Self-doubt and the bullying boss

The BPS Digest reports that Self-doubt turns bosses into bullies. If power corrupts it may not corrupt equally. They describe some small scale experiments from which researchers concluded:

Power holders who do not feel personally competent are more likely than those who feel competent to lash out against other people.

That makes some kind of sense to me, and reminds me of Richard Farson’s formula, that responsibility plus helplessness leads to abuse.

The researchers add this slightly depressing suggestion:

Additionally, the finding that self-worth boosts assuage the aggressive tendencies of such power holders implies the effectiveness of a strategy commonly employed by underlings: excessive flattery.

I bet we’ve all seen that strategy in action and I know I’ve been guilty of it in the past.
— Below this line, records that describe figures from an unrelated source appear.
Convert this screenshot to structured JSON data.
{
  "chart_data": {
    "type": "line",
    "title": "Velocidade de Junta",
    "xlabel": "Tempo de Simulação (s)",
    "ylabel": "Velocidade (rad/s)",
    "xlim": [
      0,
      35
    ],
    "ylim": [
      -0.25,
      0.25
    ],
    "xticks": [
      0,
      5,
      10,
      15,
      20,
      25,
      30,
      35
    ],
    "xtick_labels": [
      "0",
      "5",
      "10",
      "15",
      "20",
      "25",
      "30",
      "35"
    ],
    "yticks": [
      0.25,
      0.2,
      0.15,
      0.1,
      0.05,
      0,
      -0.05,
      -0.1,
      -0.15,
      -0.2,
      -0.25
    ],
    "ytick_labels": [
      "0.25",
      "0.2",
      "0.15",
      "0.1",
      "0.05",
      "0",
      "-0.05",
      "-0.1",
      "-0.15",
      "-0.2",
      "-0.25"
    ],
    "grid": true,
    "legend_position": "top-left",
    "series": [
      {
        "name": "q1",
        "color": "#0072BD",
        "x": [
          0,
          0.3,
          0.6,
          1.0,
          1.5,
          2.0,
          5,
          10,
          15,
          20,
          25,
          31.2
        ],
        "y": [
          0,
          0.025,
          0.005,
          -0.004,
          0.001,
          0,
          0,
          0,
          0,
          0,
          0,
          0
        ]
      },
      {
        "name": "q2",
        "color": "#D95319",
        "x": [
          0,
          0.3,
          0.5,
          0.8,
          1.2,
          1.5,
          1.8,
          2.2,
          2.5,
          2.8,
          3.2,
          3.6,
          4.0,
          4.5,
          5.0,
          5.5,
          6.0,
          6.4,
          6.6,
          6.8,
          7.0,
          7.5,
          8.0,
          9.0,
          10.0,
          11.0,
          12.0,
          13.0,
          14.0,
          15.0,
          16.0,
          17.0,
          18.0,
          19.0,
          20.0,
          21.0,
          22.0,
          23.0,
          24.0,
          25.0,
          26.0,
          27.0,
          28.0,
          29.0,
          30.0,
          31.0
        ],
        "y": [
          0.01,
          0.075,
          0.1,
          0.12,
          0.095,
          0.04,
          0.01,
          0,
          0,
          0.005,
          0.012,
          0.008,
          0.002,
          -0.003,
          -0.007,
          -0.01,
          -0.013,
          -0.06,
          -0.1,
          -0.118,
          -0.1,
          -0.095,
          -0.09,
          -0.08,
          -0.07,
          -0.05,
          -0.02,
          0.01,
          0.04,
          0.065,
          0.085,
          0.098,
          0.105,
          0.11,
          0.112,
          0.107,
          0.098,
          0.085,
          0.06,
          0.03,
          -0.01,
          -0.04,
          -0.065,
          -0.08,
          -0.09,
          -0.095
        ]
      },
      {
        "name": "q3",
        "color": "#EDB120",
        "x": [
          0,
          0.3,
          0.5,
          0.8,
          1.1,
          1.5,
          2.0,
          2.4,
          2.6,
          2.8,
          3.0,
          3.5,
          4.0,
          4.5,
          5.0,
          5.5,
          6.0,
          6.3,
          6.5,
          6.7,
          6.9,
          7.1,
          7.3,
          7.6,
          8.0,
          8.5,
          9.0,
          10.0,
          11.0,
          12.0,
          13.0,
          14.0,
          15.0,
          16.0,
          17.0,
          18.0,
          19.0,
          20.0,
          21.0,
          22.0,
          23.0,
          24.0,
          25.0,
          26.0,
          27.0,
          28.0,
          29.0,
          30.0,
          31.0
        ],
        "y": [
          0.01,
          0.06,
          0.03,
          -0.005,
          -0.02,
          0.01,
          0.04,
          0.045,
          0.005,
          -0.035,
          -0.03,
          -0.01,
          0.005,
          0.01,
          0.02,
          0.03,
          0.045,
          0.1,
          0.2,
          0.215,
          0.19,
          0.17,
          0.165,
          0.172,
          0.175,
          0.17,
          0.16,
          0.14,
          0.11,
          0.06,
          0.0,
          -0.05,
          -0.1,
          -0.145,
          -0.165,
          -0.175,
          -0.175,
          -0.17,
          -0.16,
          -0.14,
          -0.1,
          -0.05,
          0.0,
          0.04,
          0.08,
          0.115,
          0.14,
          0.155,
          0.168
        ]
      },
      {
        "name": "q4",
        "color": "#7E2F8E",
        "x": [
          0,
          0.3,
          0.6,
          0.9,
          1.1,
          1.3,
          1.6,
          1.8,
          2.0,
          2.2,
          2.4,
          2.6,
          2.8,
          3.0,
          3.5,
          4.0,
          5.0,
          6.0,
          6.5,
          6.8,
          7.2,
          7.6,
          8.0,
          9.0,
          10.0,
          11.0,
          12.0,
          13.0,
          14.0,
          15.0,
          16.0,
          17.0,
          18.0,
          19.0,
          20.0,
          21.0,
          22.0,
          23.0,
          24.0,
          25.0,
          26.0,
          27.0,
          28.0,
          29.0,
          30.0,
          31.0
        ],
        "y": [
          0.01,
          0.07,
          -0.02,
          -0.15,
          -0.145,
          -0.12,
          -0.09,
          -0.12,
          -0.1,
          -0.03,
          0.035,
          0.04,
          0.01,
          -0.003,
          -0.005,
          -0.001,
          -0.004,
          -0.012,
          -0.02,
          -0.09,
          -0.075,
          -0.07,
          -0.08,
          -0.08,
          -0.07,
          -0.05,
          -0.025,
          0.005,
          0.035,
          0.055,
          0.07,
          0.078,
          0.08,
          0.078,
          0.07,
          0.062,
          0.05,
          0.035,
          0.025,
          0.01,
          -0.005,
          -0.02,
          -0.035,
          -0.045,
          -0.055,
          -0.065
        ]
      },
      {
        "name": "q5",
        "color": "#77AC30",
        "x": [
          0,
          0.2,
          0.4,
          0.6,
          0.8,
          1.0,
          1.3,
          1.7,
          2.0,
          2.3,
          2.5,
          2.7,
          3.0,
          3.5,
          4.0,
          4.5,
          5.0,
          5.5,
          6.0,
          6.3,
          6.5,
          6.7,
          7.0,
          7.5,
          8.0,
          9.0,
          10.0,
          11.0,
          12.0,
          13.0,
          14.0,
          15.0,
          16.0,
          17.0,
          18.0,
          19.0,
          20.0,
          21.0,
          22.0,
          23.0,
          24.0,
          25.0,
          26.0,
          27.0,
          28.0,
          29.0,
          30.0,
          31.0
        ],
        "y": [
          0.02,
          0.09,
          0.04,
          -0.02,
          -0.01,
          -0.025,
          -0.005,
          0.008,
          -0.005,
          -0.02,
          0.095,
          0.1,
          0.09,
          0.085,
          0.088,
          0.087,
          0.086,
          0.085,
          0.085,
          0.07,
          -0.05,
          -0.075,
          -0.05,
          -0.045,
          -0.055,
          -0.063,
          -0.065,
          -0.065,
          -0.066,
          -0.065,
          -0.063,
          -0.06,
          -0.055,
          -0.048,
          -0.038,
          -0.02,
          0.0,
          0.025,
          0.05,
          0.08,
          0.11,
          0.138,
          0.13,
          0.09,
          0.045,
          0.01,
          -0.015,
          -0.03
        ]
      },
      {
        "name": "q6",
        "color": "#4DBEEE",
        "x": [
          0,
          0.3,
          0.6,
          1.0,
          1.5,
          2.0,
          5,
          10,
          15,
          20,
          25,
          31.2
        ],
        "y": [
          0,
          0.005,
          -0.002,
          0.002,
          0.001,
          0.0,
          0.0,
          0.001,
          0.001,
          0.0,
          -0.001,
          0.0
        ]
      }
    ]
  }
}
It stores up even more trouble for the future.

1 thought on “Self-doubt and the bullying boss

  1. Chris Corrigan

    This is sad. There is so much fear and confusion in leadership and leaders who are lonely and have no one to help them do tremendous amounts of damage. My father in law penned a book about this phenomenon called “Toxic Emotions at Work” (HBR, 2002) which talked about the role of the toxin handler in organizations who help mitigate the damage done by leaders who operate in this paradigm of solitude.

    This underscores my contention that relationship is at least as important as work in any gathering.